Diabetes: Diagnostics provides blood glucose tests to tailor insulin
treatment to patients’ needs. This is one of the first uses
of personalized healthcare in modern medicine.
Osteoporosis: A broad range of tests are made available to assess bone
integrity and to monitor the effects of anti-resorptive therapy with
drugs such as Bonviva/Boniva. They show response much earlier than bone
mineral density. Further simple causes, such as Vitamin D deficiency is
common in 60–70 percent of the Indian population.
Now there is a pharmacogenetic test to analyze variations in two genes
that play a major role in the metabolism of many widely prescribed
drugs.
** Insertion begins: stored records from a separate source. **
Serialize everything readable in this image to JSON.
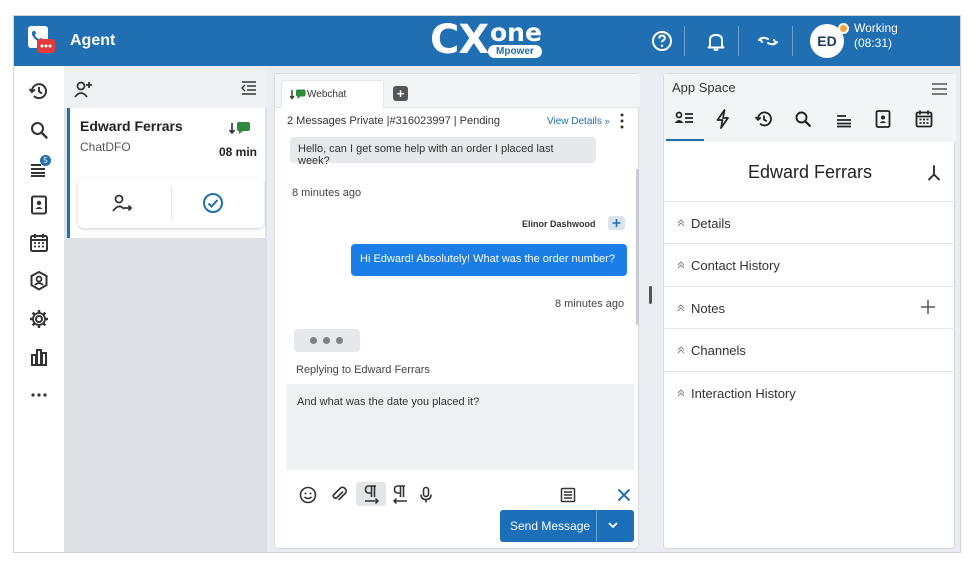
{
  "topbar": {
    "app_label": "Agent",
    "logo_main": "CX",
    "logo_one": "one",
    "logo_sub": "Mpower",
    "avatar_initials": "ED",
    "status_line1": "Working",
    "status_line2": "(08:31)",
    "colors": {
      "bar": "#1f6fb2",
      "status_dot": "#f2a63a"
    }
  },
  "leftnav": {
    "badge_count": "5",
    "icons": [
      "history-icon",
      "search-icon",
      "queue-icon",
      "contacts-book-icon",
      "calendar-icon",
      "user-badge-icon",
      "settings-icon",
      "reports-icon",
      "more-icon"
    ]
  },
  "contact_card": {
    "name": "Edward Ferrars",
    "skill": "ChatDFO",
    "elapsed": "08 min"
  },
  "chat": {
    "tab_label": "Webchat",
    "info": "2 Messages  Private  |#316023997 | Pending",
    "view_details": "View Details",
    "messages": [
      {
        "direction": "in",
        "text": "Hello, can I get some help with an order I placed last week?",
        "time": "8 minutes ago"
      },
      {
        "direction": "out",
        "sender": "Elinor Dashwood",
        "text": "Hi Edward! Absolutely! What was the order number?",
        "time": "8 minutes ago"
      }
    ],
    "replying_to": "Replying to Edward Ferrars",
    "draft": "And what was the date you placed it?",
    "send_label": "Send Message"
  },
  "appspace": {
    "title": "App Space",
    "customer_name": "Edward Ferrars",
    "sections": [
      "Details",
      "Contact History",
      "Notes",
      "Channels",
      "Interaction History"
    ]
  }
}
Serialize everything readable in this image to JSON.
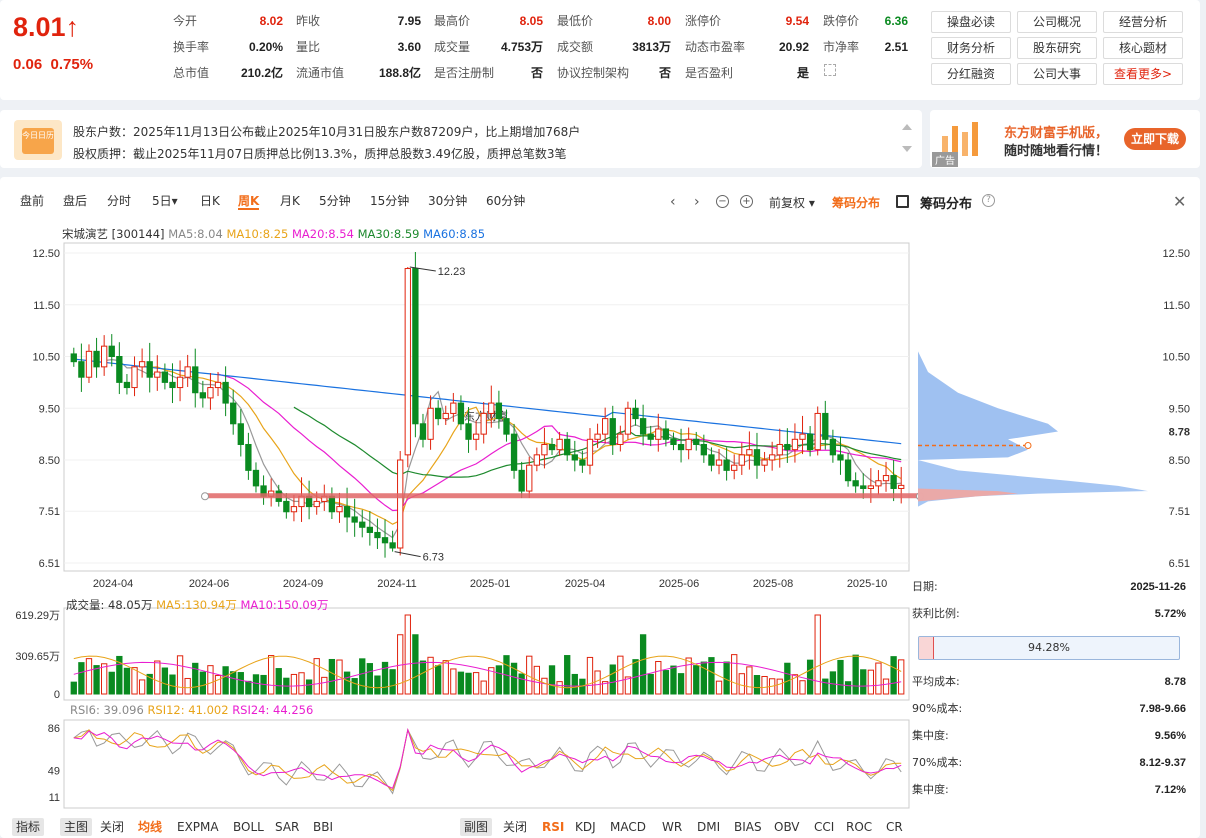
{
  "quote": {
    "price": "8.01",
    "arrow": "↑",
    "change": "0.06",
    "pct": "0.75%"
  },
  "stats": [
    {
      "label": "今开",
      "value": "8.02",
      "color": "red"
    },
    {
      "label": "昨收",
      "value": "7.95",
      "color": ""
    },
    {
      "label": "最高价",
      "value": "8.05",
      "color": "red"
    },
    {
      "label": "最低价",
      "value": "8.00",
      "color": "red"
    },
    {
      "label": "涨停价",
      "value": "9.54",
      "color": "red"
    },
    {
      "label": "跌停价",
      "value": "6.36",
      "color": "green"
    },
    {
      "label": "换手率",
      "value": "0.20%",
      "color": ""
    },
    {
      "label": "量比",
      "value": "3.60",
      "color": ""
    },
    {
      "label": "成交量",
      "value": "4.753万",
      "color": ""
    },
    {
      "label": "成交额",
      "value": "3813万",
      "color": ""
    },
    {
      "label": "动态市盈率",
      "value": "20.92",
      "color": ""
    },
    {
      "label": "市净率",
      "value": "2.51",
      "color": ""
    },
    {
      "label": "总市值",
      "value": "210.2亿",
      "color": ""
    },
    {
      "label": "流通市值",
      "value": "188.8亿",
      "color": ""
    },
    {
      "label": "是否注册制",
      "value": "否",
      "color": ""
    },
    {
      "label": "协议控制架构",
      "value": "否",
      "color": ""
    },
    {
      "label": "是否盈利",
      "value": "是",
      "color": ""
    }
  ],
  "quick_links": [
    "操盘必读",
    "公司概况",
    "经营分析",
    "财务分析",
    "股东研究",
    "核心题材",
    "分红融资",
    "公司大事",
    "查看更多>"
  ],
  "notice": {
    "icon_text": "今日日历",
    "line1": "股东户数：2025年11月13日公布截止2025年10月31日股东户数87209户，比上期增加768户",
    "line2": "股权质押：截止2025年11月07日质押总比例13.3%，质押总股数3.49亿股，质押总笔数3笔"
  },
  "ad": {
    "title": "东方财富手机版，",
    "subtitle": "随时随地看行情！",
    "button": "立即下载",
    "tag": "广告"
  },
  "toolbar": {
    "periods": [
      "盘前",
      "盘后",
      "分时",
      "5日▾",
      "日K",
      "周K",
      "月K",
      "5分钟",
      "15分钟",
      "30分钟",
      "60分钟"
    ],
    "active": "周K",
    "adjust": "前复权 ▾",
    "chips_btn": "筹码分布",
    "panel_title": "筹码分布"
  },
  "legend": {
    "name": "宋城演艺 [300144]",
    "ma5": "MA5:8.04",
    "ma10": "MA10:8.25",
    "ma20": "MA20:8.54",
    "ma30": "MA30:8.59",
    "ma60": "MA60:8.85"
  },
  "watermark": "东方财富",
  "price_axis": [
    "12.50",
    "11.50",
    "10.50",
    "9.50",
    "8.50",
    "7.51",
    "6.51"
  ],
  "x_labels": [
    "2024-04",
    "2024-06",
    "2024-09",
    "2024-11",
    "2025-01",
    "2025-04",
    "2025-06",
    "2025-08",
    "2025-10"
  ],
  "high_label": "12.23",
  "low_label": "6.73",
  "chip_avg_label": "8.78",
  "volume": {
    "legend": "成交量: 48.05万",
    "ma5": "MA5:130.94万",
    "ma10": "MA10:150.09万",
    "axis": [
      "619.29万",
      "309.65万",
      "0"
    ]
  },
  "rsi": {
    "rsi6": "RSI6: 39.096",
    "rsi12": "RSI12: 41.002",
    "rsi24": "RSI24: 44.256",
    "axis": [
      "86",
      "49",
      "11"
    ]
  },
  "chips_panel": [
    {
      "label": "日期:",
      "value": "2025-11-26"
    },
    {
      "label": "获利比例:",
      "value": "5.72%"
    },
    {
      "label": "平均成本:",
      "value": "8.78"
    },
    {
      "label": "90%成本:",
      "value": "7.98-9.66"
    },
    {
      "label": "集中度:",
      "value": "9.56%"
    },
    {
      "label": "70%成本:",
      "value": "8.12-9.37"
    },
    {
      "label": "集中度:",
      "value": "7.12%"
    }
  ],
  "profit_bar": {
    "text": "94.28%",
    "profit_fraction": 0.0572
  },
  "bottom_left": [
    "指标",
    "主图",
    "关闭",
    "均线",
    "EXPMA",
    "BOLL",
    "SAR",
    "BBI"
  ],
  "bottom_right": [
    "副图",
    "关闭",
    "RSI",
    "KDJ",
    "MACD",
    "WR",
    "DMI",
    "BIAS",
    "OBV",
    "CCI",
    "ROC",
    "CR"
  ],
  "chart_data": {
    "type": "candlestick",
    "ylim": [
      6.51,
      12.5
    ],
    "closes": [
      10.4,
      10.1,
      10.6,
      10.3,
      10.7,
      10.5,
      10.0,
      9.9,
      10.3,
      10.4,
      10.1,
      10.2,
      10.0,
      9.9,
      10.1,
      10.3,
      9.8,
      9.7,
      9.9,
      10.0,
      9.6,
      9.2,
      8.8,
      8.3,
      8.0,
      7.8,
      7.9,
      7.7,
      7.5,
      7.6,
      7.8,
      7.6,
      7.7,
      7.8,
      7.5,
      7.6,
      7.4,
      7.3,
      7.2,
      7.1,
      7.0,
      6.9,
      6.8,
      8.5,
      12.2,
      9.2,
      8.9,
      9.5,
      9.3,
      9.4,
      9.6,
      9.2,
      8.9,
      9.0,
      9.4,
      9.6,
      9.3,
      9.0,
      8.3,
      7.9,
      8.4,
      8.6,
      8.8,
      8.7,
      8.9,
      8.6,
      8.5,
      8.4,
      8.9,
      9.0,
      9.3,
      8.8,
      9.0,
      9.5,
      9.3,
      9.0,
      8.9,
      9.1,
      8.9,
      8.8,
      8.7,
      8.9,
      8.8,
      8.6,
      8.4,
      8.5,
      8.3,
      8.4,
      8.6,
      8.7,
      8.4,
      8.5,
      8.6,
      8.8,
      8.7,
      8.9,
      9.0,
      8.7,
      9.4,
      8.9,
      8.6,
      8.5,
      8.1,
      8.0,
      7.95,
      8.0,
      8.1,
      8.2,
      7.95,
      8.01
    ]
  }
}
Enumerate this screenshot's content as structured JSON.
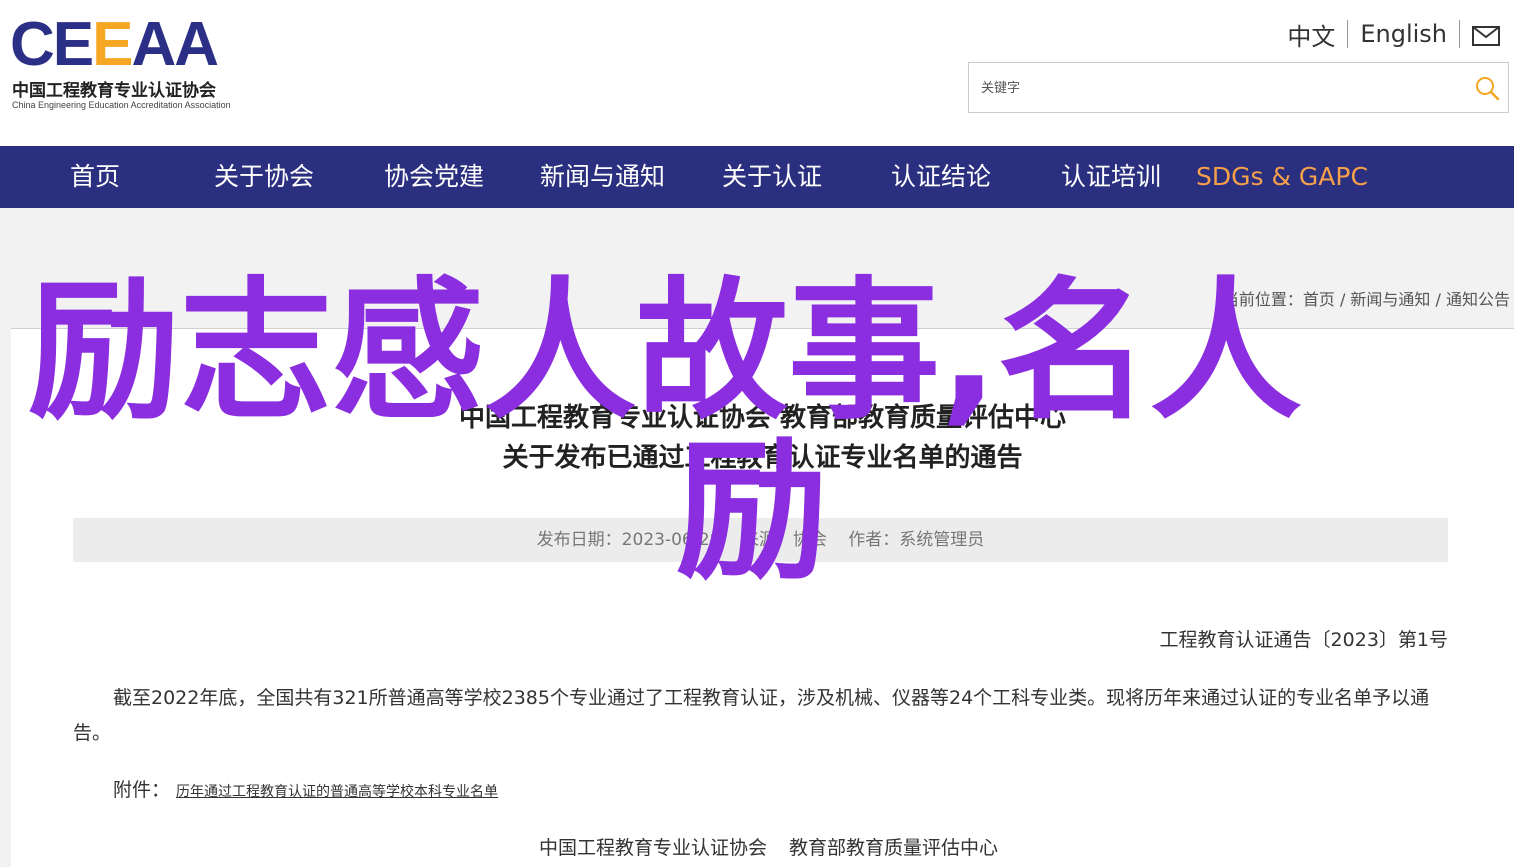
{
  "header": {
    "logo": {
      "mark_part1": "CE",
      "mark_accent": "E",
      "mark_part2": "AA",
      "name_cn": "中国工程教育专业认证协会",
      "name_en": "China Engineering Education Accreditation Association"
    },
    "lang": {
      "zh": "中文",
      "en": "English"
    },
    "search": {
      "placeholder": "关键字"
    }
  },
  "nav": {
    "items": [
      {
        "label": "首页"
      },
      {
        "label": "关于协会"
      },
      {
        "label": "协会党建"
      },
      {
        "label": "新闻与通知"
      },
      {
        "label": "关于认证"
      },
      {
        "label": "认证结论"
      },
      {
        "label": "认证培训"
      },
      {
        "label": "SDGs & GAPC"
      }
    ]
  },
  "breadcrumb": "当前位置：首页 / 新闻与通知 / 通知公告",
  "article": {
    "title_line1": "中国工程教育专业认证协会 教育部教育质量评估中心",
    "title_line2": "关于发布已通过工程教育认证专业名单的通告",
    "meta": {
      "date": "发布日期：2023-06-28",
      "source": "来源：协会",
      "author": "作者：系统管理员"
    },
    "doc_number": "工程教育认证通告〔2023〕第1号",
    "paragraph": "截至2022年底，全国共有321所普通高等学校2385个专业通过了工程教育认证，涉及机械、仪器等24个工科专业类。现将历年来通过认证的专业名单予以通告。",
    "attachment_label": "附件：",
    "attachment_link": "历年通过工程教育认证的普通高等学校本科专业名单",
    "signer1": "中国工程教育专业认证协会",
    "signer2": "教育部教育质量评估中心"
  },
  "overlay": {
    "line1": "励志感人故事,名人",
    "line2": "励",
    "color": "#8a2ee0"
  }
}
This is the world’s first commercial pharmacogenetic
product for predicting individual drug response that implements gene
chip technology. Examples include drugs such as Warfarin.
Mycophenolate mofetil is an immunosuppressant to prevent the body from
rejecting a kidney, liver or heart transplant. The key metabolite is
mycophenolic acid (MPA). An immunochemistry-based test measuring MPA,
guides optimal patient dosing. This enables doctors to accurately
tailor these dosages and to safely lower dosages of more toxic agents,
thus further improving the outcome for patients.
Medical science continues to achieve rapid significant advances in
treating patients. Understanding how patients are different and respond
differently to a medicine is fundamental to learning how to treat
disease at the right time and with the right medicine.